Many people in the South use on-chain Bitcoin, yet they've never heard about what a Bitcoin node actually is. They simply install a wallet, send, and receive Bitcoins.

This is what Lightning was designed to do, but basically in terms of making Bitcoin everyday money; however, practically, it is literally costlier to use Lightning in self-custody than to use Bitcoin on-chain.

Aside from the costly infrastructure and the technical skills and know-how required to run and maintain a node, the capital requirement is the main hindrance to having more Lightning node runners, especially in the South. A successful Lightning node needs some significant capital to be constantly locked up.

So, expecting the "unbanked" to run a Lightning node (routing or not) is as good as expecting them to become banks first.
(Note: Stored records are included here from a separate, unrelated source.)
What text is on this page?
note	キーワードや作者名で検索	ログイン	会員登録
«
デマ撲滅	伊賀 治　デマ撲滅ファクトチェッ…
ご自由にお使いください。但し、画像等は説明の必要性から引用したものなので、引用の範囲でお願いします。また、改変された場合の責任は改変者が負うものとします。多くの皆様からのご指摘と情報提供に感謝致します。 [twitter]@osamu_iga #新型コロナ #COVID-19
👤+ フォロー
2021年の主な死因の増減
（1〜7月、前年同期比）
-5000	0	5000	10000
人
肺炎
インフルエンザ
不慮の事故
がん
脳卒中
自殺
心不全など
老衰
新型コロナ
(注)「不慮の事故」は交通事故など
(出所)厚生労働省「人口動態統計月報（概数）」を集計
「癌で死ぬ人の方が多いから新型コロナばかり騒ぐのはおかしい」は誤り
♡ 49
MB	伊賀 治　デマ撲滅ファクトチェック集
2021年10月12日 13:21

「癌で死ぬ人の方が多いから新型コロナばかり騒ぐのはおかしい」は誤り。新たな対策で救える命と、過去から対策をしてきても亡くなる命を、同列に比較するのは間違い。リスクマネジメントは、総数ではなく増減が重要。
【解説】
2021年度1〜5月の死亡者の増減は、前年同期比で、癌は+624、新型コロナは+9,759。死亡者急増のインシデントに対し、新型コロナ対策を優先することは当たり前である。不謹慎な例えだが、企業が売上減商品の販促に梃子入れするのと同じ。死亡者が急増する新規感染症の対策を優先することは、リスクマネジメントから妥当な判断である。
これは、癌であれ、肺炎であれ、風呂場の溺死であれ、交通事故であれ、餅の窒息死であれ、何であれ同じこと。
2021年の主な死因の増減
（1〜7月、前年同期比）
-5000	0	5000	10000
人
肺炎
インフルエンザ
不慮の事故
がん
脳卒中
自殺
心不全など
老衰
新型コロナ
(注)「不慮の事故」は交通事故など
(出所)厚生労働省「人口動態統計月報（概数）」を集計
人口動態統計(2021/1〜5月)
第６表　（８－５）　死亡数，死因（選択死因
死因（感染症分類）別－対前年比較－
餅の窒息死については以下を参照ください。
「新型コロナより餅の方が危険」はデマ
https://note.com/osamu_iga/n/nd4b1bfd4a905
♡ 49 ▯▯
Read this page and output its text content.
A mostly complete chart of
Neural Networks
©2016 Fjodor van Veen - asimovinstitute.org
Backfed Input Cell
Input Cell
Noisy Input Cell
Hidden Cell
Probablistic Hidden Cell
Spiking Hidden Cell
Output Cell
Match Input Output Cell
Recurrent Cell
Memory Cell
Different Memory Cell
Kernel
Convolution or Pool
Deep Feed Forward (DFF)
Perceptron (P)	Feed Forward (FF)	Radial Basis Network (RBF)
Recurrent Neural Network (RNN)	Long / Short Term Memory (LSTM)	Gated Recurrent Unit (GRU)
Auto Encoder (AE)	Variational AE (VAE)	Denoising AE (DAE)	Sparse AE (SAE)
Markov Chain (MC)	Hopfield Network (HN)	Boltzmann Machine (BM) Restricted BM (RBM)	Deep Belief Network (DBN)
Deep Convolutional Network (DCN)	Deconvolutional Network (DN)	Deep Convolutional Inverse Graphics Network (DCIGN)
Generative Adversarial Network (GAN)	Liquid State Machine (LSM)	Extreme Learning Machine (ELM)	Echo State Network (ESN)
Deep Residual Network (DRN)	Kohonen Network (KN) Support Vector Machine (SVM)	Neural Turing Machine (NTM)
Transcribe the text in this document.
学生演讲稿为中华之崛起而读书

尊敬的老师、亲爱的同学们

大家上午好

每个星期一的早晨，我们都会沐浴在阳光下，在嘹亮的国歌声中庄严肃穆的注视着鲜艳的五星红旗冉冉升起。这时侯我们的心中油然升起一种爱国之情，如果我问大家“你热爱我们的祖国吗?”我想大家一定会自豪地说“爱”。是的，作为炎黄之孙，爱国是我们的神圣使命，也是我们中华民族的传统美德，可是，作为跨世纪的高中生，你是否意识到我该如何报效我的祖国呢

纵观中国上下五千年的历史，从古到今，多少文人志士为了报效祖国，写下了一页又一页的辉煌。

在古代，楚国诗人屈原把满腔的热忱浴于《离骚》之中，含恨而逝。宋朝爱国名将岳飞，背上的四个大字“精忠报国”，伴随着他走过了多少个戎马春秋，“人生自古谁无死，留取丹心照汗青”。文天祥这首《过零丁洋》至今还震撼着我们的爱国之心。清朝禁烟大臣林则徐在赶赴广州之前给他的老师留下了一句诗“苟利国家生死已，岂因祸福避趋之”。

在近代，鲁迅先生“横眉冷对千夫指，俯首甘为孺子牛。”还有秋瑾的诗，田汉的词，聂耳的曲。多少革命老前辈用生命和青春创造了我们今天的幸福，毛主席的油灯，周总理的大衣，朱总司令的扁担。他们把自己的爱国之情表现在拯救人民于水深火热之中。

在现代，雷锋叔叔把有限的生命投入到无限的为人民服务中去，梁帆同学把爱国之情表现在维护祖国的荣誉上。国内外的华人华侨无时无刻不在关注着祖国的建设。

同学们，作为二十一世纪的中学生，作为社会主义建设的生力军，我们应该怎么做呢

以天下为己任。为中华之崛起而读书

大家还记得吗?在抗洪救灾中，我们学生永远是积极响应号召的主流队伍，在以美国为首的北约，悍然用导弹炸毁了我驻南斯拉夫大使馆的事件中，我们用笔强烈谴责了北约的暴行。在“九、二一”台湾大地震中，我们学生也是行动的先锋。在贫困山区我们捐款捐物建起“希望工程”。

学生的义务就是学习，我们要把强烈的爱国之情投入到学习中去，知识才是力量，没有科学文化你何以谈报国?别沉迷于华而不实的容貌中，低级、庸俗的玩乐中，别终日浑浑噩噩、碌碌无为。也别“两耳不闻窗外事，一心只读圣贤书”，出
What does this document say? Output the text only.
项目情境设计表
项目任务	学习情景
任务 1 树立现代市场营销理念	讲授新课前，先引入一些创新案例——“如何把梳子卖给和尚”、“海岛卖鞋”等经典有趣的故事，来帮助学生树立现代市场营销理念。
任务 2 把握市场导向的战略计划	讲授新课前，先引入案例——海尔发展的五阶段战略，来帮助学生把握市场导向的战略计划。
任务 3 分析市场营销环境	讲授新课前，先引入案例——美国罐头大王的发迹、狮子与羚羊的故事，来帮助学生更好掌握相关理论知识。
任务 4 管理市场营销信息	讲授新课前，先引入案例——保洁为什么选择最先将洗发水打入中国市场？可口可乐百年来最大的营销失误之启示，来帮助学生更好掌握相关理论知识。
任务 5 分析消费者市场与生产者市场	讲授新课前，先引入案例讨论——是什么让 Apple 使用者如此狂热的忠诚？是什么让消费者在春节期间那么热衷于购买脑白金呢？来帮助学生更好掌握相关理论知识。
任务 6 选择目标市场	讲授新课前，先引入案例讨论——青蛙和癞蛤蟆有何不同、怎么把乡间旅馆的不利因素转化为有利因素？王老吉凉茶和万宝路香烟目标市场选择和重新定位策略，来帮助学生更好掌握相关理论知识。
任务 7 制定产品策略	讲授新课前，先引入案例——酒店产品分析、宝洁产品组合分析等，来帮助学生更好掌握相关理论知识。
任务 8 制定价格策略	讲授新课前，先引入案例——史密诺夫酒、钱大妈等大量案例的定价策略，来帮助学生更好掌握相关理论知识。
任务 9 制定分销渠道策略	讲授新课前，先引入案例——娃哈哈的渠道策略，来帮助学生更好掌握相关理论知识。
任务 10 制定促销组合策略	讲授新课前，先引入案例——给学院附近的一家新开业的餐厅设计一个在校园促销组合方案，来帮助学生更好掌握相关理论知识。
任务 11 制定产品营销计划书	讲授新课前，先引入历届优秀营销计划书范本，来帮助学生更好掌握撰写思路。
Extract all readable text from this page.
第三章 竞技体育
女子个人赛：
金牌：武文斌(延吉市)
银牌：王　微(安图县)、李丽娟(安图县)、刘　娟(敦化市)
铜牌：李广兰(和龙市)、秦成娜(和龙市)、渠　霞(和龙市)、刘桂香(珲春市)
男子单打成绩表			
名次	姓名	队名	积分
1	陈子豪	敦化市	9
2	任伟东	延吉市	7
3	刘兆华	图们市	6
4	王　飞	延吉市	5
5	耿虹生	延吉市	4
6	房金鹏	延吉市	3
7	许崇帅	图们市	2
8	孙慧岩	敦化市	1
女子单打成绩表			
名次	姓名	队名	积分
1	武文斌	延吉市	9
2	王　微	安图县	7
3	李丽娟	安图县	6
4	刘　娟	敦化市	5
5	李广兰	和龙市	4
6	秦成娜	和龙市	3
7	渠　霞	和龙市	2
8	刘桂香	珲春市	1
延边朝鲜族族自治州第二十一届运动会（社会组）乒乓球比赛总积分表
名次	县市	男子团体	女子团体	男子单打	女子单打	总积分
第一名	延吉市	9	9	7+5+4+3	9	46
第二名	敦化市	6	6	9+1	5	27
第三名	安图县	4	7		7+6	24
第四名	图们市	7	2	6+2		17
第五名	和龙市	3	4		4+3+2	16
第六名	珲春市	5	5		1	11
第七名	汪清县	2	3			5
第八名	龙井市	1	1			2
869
That’s backwards.

The majority of people who use Bitcoin in the South use Lightning, but mostly via a custodial solution (This is coming from someone in the South).

So, perhaps optimizing self-custodial mobile Lightning nodes could help us achieve the goal, or designing privacy-preserving Lightning custodial solutions that also ensure easy user exit to self-custodial usage at any time.

Lightning will scale easily through abstraction: hosted liquidity, and exit-friendly custody, not DIY infrastructure.

The important question isn’t whether this happens, but whether we can design it to preserve self-custody and privacy.

At best, I think the Bitcoin mainchain is most suitable for self-custody, while Lightning solutions are the go-to for making Bitcoin an everyday money, but this would come with some trade-off, which, as it stands, that trade-off could mostly be "custody."

The Lightning network was designed for "the Bitcoin that constantly moves, " so custody risk for a few thousand sats should not really be much of a problem, especially if we could ensure water-tight privacy for users.